The accumulation of synonyms in Psalm 69:20 is Jeremiah's custom, Jeremiah 13:14; Jeremiah 21:5, Jeremiah 21:7; Jeremiah 32:37, and is found also in Psalm 31 (Psalm 31:10) and Psalm 44 (Psalm 44:4, Psalm 44:17, Psalm 44:25). On הרפּה שׁברה לבּי, cf. Psalm 51:19, Jeremiah 23:9. The ἅπαξ γεγραμ, ואנוּשׁה (historical tense), from נוּשׁ, is explained by ענוּשׁ from אנשׁ, sickly, dangerously ill, evil-disposed, which is a favourite word in Jeremiah. Moreover נוּד in the signification of manifesting pity, not found elsewhere in the Psalter, is common in Jeremiah, e.g., Psalm 15:5; it signifies originally to nod to any one as a sign of a pity that sympathizes with him and recognises the magnitude of the evil. "To give wormwood for meat and מי־ראשׁ to drink" is a Jeremianic (Jeremiah 8:14; Jeremiah 9:14; Jeremiah 23:15) designation for inflicting the extreme of pain and anguish upon one. ראשׁ (רושׁ) signifies first of all a poisonous plant with an umbellated head of flower or a capitate fruit; but then, since bitter and poisonous are interchangeable notions in the Semitic languages, it signifies gall as the bitterest of the bitter.

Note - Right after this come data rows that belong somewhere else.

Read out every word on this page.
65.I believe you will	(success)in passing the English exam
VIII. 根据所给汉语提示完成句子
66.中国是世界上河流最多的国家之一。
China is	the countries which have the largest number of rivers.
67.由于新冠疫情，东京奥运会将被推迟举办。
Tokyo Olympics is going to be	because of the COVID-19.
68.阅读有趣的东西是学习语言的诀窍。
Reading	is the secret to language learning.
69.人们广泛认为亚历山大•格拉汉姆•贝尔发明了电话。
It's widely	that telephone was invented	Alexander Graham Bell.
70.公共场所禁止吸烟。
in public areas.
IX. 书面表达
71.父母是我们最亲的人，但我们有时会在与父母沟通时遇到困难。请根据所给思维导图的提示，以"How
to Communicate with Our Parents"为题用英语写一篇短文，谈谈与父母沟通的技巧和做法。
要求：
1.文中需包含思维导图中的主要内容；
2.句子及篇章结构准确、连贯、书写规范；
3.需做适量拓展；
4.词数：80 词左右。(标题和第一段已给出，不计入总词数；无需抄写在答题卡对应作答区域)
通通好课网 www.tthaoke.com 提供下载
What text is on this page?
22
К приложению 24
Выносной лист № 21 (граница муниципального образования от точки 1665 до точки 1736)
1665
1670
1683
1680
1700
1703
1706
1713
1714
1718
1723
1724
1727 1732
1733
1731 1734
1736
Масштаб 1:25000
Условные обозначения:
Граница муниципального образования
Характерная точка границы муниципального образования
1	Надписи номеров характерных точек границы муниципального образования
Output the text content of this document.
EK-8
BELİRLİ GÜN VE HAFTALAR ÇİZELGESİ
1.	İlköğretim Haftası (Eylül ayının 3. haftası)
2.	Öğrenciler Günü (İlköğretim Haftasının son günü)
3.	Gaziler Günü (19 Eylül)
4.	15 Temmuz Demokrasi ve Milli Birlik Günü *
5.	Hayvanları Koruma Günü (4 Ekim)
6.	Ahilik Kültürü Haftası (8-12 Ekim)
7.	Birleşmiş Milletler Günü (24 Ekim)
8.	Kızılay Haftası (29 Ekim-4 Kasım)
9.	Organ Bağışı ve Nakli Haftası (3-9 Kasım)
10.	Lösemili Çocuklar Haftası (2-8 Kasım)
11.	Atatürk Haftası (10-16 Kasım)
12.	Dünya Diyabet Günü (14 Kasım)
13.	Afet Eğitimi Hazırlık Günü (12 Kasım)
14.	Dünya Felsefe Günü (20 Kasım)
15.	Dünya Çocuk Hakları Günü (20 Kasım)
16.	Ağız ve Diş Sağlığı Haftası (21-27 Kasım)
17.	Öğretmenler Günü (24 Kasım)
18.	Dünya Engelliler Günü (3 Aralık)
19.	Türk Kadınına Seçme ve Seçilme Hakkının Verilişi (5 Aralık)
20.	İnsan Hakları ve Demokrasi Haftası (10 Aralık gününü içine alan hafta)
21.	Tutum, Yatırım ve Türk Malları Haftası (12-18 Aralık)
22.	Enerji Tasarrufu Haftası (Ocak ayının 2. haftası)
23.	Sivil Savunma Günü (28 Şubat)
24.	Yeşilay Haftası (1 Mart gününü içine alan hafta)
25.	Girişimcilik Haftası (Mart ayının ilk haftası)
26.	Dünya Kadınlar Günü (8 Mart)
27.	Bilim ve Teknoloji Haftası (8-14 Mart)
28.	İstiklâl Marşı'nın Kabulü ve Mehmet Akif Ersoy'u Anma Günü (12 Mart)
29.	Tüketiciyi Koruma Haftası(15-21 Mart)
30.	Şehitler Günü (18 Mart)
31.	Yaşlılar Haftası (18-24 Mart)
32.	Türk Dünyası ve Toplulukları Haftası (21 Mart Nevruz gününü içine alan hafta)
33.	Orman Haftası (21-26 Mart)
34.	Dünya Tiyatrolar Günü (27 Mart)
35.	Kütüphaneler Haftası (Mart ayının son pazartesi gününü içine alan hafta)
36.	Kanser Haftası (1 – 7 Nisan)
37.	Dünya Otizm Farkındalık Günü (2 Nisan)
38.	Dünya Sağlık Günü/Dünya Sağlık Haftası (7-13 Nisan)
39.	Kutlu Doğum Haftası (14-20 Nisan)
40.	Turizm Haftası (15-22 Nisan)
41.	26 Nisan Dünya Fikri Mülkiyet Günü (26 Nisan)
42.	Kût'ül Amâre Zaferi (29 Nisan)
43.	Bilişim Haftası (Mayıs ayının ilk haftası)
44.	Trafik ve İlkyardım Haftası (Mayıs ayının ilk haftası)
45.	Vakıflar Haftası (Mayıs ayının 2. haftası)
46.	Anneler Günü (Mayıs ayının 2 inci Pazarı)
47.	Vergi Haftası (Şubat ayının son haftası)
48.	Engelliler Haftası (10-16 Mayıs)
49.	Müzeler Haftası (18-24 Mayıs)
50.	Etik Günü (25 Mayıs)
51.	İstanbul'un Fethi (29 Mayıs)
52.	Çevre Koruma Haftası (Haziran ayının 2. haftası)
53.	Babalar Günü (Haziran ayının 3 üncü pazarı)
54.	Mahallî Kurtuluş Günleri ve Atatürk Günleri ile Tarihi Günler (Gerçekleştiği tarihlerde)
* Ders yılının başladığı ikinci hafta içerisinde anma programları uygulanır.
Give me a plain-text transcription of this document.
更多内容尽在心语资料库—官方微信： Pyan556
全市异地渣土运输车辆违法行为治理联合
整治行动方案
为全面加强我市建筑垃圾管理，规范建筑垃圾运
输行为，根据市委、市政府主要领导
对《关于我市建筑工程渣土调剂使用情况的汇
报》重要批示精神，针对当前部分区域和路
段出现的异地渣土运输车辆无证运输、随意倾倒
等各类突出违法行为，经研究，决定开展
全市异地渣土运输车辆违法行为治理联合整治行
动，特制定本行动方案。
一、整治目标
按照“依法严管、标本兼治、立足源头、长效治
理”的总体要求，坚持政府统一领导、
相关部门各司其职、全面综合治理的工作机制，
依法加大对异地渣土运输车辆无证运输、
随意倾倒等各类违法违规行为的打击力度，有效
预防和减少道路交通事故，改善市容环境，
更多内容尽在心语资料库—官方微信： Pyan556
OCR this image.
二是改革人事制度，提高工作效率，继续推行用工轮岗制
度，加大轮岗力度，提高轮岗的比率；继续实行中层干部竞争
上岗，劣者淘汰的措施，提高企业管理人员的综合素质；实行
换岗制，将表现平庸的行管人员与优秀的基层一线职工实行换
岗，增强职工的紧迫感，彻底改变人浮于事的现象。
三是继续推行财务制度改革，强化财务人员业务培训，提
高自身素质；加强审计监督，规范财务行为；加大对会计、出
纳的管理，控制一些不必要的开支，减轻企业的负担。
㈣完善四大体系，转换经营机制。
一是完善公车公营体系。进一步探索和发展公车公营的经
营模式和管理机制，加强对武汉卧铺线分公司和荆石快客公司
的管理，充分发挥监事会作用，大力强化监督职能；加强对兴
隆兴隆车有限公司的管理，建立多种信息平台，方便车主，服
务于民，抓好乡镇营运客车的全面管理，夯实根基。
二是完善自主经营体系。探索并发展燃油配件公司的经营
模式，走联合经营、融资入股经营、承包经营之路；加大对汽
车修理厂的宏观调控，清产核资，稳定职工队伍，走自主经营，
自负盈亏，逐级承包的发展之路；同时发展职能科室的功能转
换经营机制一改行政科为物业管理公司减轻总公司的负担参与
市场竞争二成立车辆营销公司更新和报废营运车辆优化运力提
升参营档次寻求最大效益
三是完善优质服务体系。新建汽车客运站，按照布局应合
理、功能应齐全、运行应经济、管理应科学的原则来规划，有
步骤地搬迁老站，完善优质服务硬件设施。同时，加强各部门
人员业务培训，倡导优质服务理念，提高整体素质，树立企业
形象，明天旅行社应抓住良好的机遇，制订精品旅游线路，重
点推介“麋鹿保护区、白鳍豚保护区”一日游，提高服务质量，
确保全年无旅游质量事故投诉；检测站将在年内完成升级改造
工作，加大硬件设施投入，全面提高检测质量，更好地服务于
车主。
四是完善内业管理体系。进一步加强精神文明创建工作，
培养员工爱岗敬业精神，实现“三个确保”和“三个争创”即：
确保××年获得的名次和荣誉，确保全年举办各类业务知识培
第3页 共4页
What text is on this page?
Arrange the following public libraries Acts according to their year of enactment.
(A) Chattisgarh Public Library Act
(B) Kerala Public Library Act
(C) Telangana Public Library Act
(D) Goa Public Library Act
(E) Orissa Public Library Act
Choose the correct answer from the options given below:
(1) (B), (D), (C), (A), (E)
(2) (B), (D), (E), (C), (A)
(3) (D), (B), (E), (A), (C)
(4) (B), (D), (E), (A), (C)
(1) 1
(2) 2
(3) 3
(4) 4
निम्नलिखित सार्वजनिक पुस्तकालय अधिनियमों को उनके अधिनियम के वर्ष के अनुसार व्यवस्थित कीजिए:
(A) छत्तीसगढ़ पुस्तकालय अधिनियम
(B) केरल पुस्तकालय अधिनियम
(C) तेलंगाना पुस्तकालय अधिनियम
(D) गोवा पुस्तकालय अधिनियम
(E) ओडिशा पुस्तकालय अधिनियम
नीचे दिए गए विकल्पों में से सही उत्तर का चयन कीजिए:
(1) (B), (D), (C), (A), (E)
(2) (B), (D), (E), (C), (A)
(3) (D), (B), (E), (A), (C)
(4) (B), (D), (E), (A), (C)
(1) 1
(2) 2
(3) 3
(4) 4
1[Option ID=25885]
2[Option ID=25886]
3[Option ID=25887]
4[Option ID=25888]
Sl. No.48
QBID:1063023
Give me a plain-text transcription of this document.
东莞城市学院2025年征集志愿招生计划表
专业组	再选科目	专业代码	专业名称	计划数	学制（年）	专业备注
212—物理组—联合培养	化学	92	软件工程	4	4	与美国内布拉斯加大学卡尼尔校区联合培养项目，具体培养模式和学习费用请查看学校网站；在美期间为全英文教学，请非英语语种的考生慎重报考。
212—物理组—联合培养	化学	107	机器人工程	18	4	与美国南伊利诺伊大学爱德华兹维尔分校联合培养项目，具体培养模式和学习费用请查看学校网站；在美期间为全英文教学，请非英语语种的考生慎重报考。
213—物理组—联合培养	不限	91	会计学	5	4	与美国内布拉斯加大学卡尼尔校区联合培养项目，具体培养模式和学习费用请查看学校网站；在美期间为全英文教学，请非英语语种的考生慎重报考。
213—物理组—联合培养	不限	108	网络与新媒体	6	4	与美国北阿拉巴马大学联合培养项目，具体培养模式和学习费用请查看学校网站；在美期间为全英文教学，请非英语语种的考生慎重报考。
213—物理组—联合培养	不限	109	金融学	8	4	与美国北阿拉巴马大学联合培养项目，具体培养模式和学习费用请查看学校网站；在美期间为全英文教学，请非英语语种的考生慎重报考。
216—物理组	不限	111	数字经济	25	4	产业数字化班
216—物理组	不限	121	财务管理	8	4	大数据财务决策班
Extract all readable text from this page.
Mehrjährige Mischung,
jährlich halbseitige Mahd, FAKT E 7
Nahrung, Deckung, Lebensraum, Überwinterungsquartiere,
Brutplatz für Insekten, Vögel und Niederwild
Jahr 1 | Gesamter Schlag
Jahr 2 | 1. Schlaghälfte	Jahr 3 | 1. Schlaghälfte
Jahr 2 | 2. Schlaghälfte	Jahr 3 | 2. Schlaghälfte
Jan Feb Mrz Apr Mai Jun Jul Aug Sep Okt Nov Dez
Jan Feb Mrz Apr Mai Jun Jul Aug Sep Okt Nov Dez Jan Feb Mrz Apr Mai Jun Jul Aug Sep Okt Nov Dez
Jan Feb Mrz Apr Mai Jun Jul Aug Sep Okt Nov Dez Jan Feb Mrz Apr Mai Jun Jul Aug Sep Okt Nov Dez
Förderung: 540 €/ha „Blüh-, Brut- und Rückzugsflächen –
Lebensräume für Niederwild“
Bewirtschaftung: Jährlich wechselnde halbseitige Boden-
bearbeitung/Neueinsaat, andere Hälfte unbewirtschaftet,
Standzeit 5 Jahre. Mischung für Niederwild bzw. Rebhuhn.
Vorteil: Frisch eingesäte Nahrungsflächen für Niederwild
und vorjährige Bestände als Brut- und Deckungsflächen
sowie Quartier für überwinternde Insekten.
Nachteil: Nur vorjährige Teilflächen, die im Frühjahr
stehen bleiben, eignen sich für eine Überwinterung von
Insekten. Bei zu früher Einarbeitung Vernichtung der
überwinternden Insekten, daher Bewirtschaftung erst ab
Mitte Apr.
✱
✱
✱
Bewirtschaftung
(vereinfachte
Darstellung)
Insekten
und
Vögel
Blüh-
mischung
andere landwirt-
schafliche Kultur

The lxx renders: καὶ ἔδωκαν εἰς τὸ βρῶμά μου χολήν, καὶ εἰς τὴν δίψαν μου ἐπότισάν με ὄξος. Certainly נתן בּ can mean to put something into something, to mix something with it, but the parallel word לצמאי (for my thirst, i.e., for the quenching of it, Nehemiah 9:15, Nehemiah 9:20) favours the supposition that the בּ of בּברוּתי is Beth essentiae, after which Luther renders: "they give me gall to eat." The ἅπαξ γεγραμ. בּרוּת (Lamentations 4:10 בּרות) signifies βρῶσις, from בּרה, βιβρώσκειν (root βορ, Sanscrit gar, Latin vor-are).